The oil shoots straight out of my filter gasket. And my relatively new turbo, despite having a restrictor still smokes. It drains like 2-3 quarts of oil out the filter gasket in seconds. Do you think this is the oil pressure relief valve? Is this valve in the oil pump itself? Should I replace the oil pump or look at the oil cooler/filter flange? help me out guys!!!!!!!!!!


----------



## Sandman333 (Oct 28, 2002)

*Re: Too much oil pressure (GoKart_16v)*

Are you sure the old oil filter gasket isn't stuck to the block? Sometimes when you take the old oil filter off, the gasket doesn't come with it, and can cause this problem.


----------



## CwazyWabbit (Mar 22, 2008)

*Re: Too much oil pressure (GoKart_16v)*

What is the pressure gage reading? Temp install a mechanical gage and see what it says. What brand of filter are you using?


----------



## GoKart_16v (Dec 17, 2004)

*Re: Too much oil pressure (Sandman333)*


_Quote, originally posted by *Sandman333* »_Are you sure the old oil filter gasket isn't stuck to the block? Sometimes when you take the old oil filter off, the gasket doesn't come with it, and can cause this problem.

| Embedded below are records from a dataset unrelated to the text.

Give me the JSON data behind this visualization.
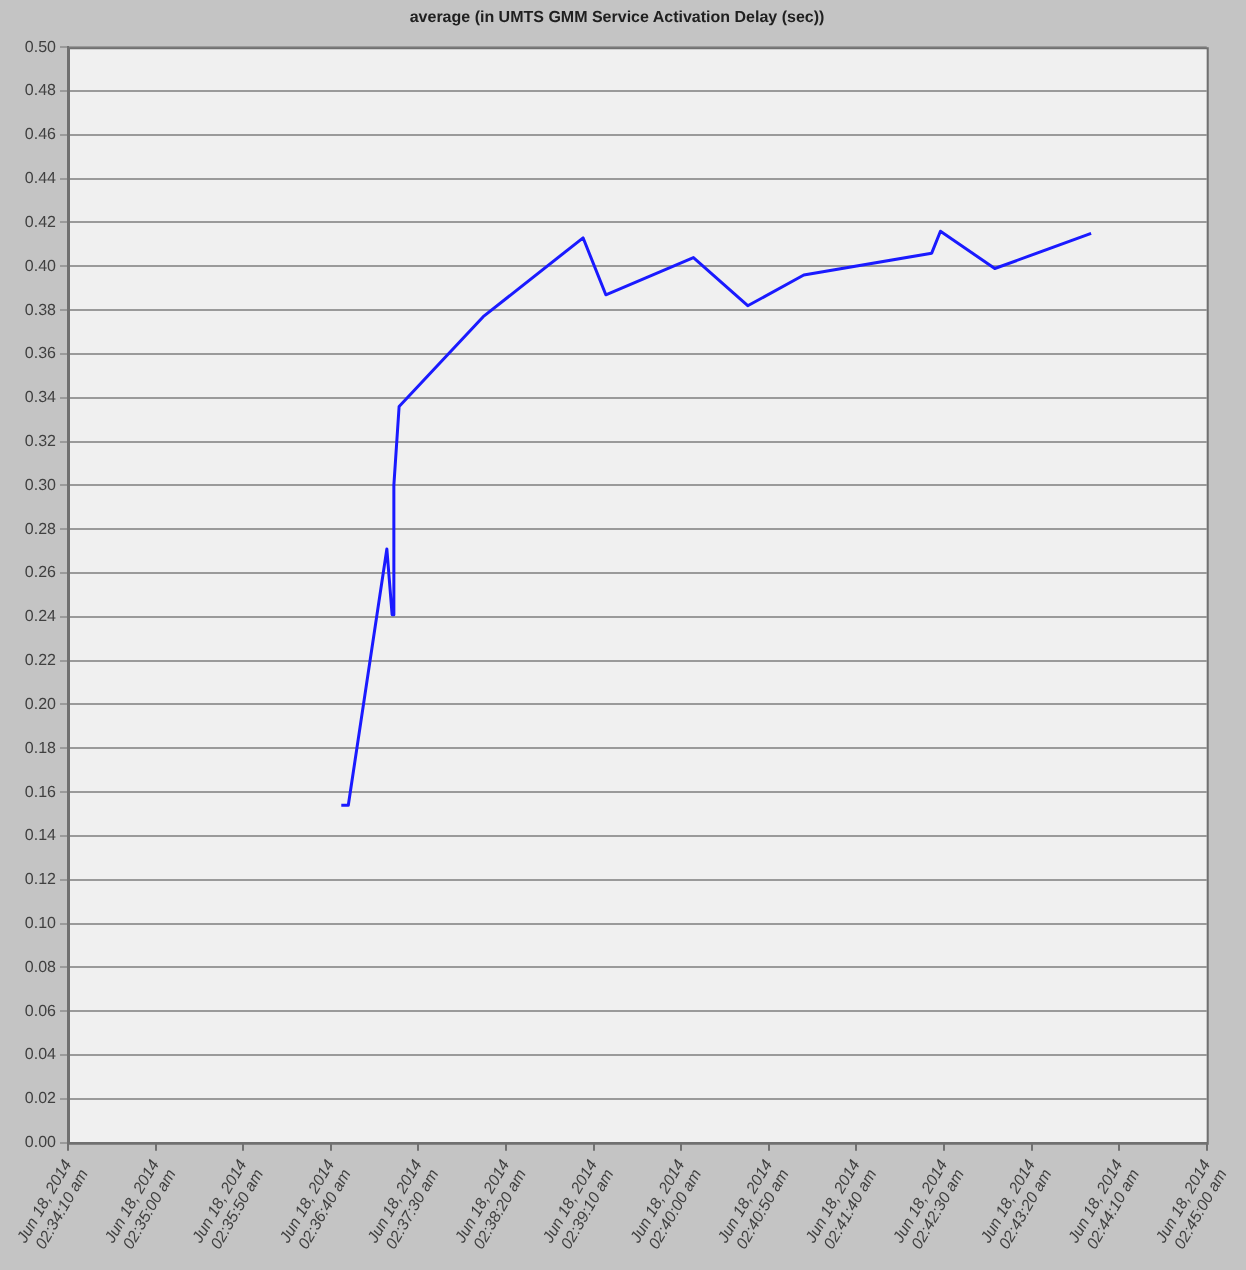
{
  "chart_data": {
    "type": "line",
    "title": "average (in UMTS GMM Service Activation Delay (sec))",
    "x": [
      "2014-06-18T02:36:46",
      "2014-06-18T02:36:50",
      "2014-06-18T02:37:12",
      "2014-06-18T02:37:15",
      "2014-06-18T02:37:16",
      "2014-06-18T02:37:19",
      "2014-06-18T02:38:07",
      "2014-06-18T02:39:04",
      "2014-06-18T02:39:17",
      "2014-06-18T02:40:07",
      "2014-06-18T02:40:38",
      "2014-06-18T02:41:10",
      "2014-06-18T02:42:23",
      "2014-06-18T02:42:28",
      "2014-06-18T02:42:59",
      "2014-06-18T02:43:54"
    ],
    "series": [
      {
        "color": "#1a1aff",
        "values": [
          0.154,
          0.154,
          0.271,
          0.241,
          0.3,
          0.336,
          0.377,
          0.413,
          0.387,
          0.404,
          0.382,
          0.396,
          0.406,
          0.416,
          0.399,
          0.415
        ]
      }
    ],
    "xlim": [
      "2014-06-18T02:34:10",
      "2014-06-18T02:45:00"
    ],
    "xticks": [
      {
        "value": "2014-06-18T02:34:10",
        "label": "Jun 18, 2014\n02:34:10 am"
      },
      {
        "value": "2014-06-18T02:35:00",
        "label": "Jun 18, 2014\n02:35:00 am"
      },
      {
        "value": "2014-06-18T02:35:50",
        "label": "Jun 18, 2014\n02:35:50 am"
      },
      {
        "value": "2014-06-18T02:36:40",
        "label": "Jun 18, 2014\n02:36:40 am"
      },
      {
        "value": "2014-06-18T02:37:30",
        "label": "Jun 18, 2014\n02:37:30 am"
      },
      {
        "value": "2014-06-18T02:38:20",
        "label": "Jun 18, 2014\n02:38:20 am"
      },
      {
        "value": "2014-06-18T02:39:10",
        "label": "Jun 18, 2014\n02:39:10 am"
      },
      {
        "value": "2014-06-18T02:40:00",
        "label": "Jun 18, 2014\n02:40:00 am"
      },
      {
        "value": "2014-06-18T02:40:50",
        "label": "Jun 18, 2014\n02:40:50 am"
      },
      {
        "value": "2014-06-18T02:41:40",
        "label": "Jun 18, 2014\n02:41:40 am"
      },
      {
        "value": "2014-06-18T02:42:30",
        "label": "Jun 18, 2014\n02:42:30 am"
      },
      {
        "value": "2014-06-18T02:43:20",
        "label": "Jun 18, 2014\n02:43:20 am"
      },
      {
        "value": "2014-06-18T02:44:10",
        "label": "Jun 18, 2014\n02:44:10 am"
      },
      {
        "value": "2014-06-18T02:45:00",
        "label": "Jun 18, 2014\n02:45:00 am"
      }
    ],
    "ylim": [
      0,
      0.5
    ],
    "yticks": [
      {
        "value": 0,
        "label": "0.00"
      },
      {
        "value": 0.02,
        "label": "0.02"
      },
      {
        "value": 0.04,
        "label": "0.04"
      },
      {
        "value": 0.06,
        "label": "0.06"
      },
      {
        "value": 0.08,
        "label": "0.08"
      },
      {
        "value": 0.1,
        "label": "0.10"
      },
      {
        "value": 0.12,
        "label": "0.12"
      },
      {
        "value": 0.14,
        "label": "0.14"
      },
      {
        "value": 0.16,
        "label": "0.16"
      },
      {
        "value": 0.18,
        "label": "0.18"
      },
      {
        "value": 0.2,
        "label": "0.20"
      },
      {
        "value": 0.22,
        "label": "0.22"
      },
      {
        "value": 0.24,
        "label": "0.24"
      },
      {
        "value": 0.26,
        "label": "0.26"
      },
      {
        "value": 0.28,
        "label": "0.28"
      },
      {
        "value": 0.3,
        "label": "0.30"
      },
      {
        "value": 0.32,
        "label": "0.32"
      },
      {
        "value": 0.34,
        "label": "0.34"
      },
      {
        "value": 0.36,
        "label": "0.36"
      },
      {
        "value": 0.38,
        "label": "0.38"
      },
      {
        "value": 0.4,
        "label": "0.40"
      },
      {
        "value": 0.42,
        "label": "0.42"
      },
      {
        "value": 0.44,
        "label": "0.44"
      },
      {
        "value": 0.46,
        "label": "0.46"
      },
      {
        "value": 0.48,
        "label": "0.48"
      },
      {
        "value": 0.5,
        "label": "0.50"
      }
    ],
    "grid": "y",
    "marker": "none",
    "line_style": "solid",
    "legend": false
  }
}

pretty sure..it actually started with my oil filter...removed it, put a new in...it stretches the gasket and squirt out oil like crazy again


----------



## GoKart_16v (Dec 17, 2004)

*Re: Too much oil pressure (CwazyWabbit)*

no gauge...def thinking about a gauge, using WIX


----------



## GoKart_16v (Dec 17, 2004)

*Re: Too much oil pressure (GoKart_16v)*

update: looks like it was the oil pump relief valve...replaced it today


----------